As a follow up on my previous post link I will walk through how we can access and integrate data from Statistics Denmark directly into our data models in Excel.
The data from Statistics Denmark contains data divided into different subjects
- Population and elections
- Living conditions
- Education and knowledge
- Culture and National Church
- Labour, earnings and income
- Prices and consumption
- National accounts and government finances
- Money and credit market
- External economy
- Business sector in general
- Business sectors
- Geography, environment and energy
- Other
Each subject is then divided into different area and under each you have different tables with data
In this case – Under Population in Denmark you can see the different tables.
Each table has different parameters so you can select what data you want to extract.
So a table for the population divided in municipalities for a specific period gives you this result
And then you could choose to download this in different file formats.
This is ok – but I will require us to download a new file manually every time you want fresh data and if you add more parameters the format of the file will require some manual formatting and cut/pasting.
So let’s see how we can improve this with Power Query and public data exposed via a service
Statistics Denmark has released a API (link) that enables us to import the directly into our model. There is a description on the page – but the best help you can get is by using the Console (link) – it’s only available in Danish but not a lot of text so google/bing translate should be able to help you.
In this case I have chosen to GET the list of all available tables in XML format.

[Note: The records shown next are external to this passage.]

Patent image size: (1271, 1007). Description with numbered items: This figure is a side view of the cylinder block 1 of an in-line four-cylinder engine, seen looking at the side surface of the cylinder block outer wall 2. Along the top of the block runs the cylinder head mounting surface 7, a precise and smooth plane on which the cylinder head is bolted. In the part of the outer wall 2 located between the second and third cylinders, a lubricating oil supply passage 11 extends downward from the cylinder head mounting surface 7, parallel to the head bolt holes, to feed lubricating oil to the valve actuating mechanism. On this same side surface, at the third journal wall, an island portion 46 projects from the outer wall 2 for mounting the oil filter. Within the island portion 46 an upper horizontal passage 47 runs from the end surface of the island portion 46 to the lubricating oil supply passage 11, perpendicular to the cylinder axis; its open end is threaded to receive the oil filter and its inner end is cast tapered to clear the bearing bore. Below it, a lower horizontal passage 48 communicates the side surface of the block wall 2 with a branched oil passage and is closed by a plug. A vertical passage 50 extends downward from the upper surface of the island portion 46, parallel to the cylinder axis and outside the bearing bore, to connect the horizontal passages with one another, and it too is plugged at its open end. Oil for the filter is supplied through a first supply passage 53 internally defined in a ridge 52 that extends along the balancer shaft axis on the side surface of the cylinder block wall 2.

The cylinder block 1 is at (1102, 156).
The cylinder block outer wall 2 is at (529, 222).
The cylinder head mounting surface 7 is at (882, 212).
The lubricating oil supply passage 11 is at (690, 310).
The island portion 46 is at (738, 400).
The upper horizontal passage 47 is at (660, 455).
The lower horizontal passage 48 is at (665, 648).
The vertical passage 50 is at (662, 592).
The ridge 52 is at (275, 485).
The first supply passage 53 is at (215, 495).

The call is – http://api.statbank.dk/v1/tables?format=XML and returns this
!!! And important thing to notice is the available variables and their names – you can use these later when we want to select the data we want to import.
If you use the same http://api.statbank.dk/v1/tables?format=XML in Power Query – you can also get the list of tables in Excel 🙂
But let’s try and analyze the population in Denmark
We can get help in constructing the URL to the data using the Console.
The variable-id refers to the filters/parameters and fields you want to include in the result set. In this case I have chosen
Tid (Time)
Køn (Sex)
Område (Provinces/Municipalities)
Alder (Age)
As I in this case I want all possible values for the fields and I can use * to select All.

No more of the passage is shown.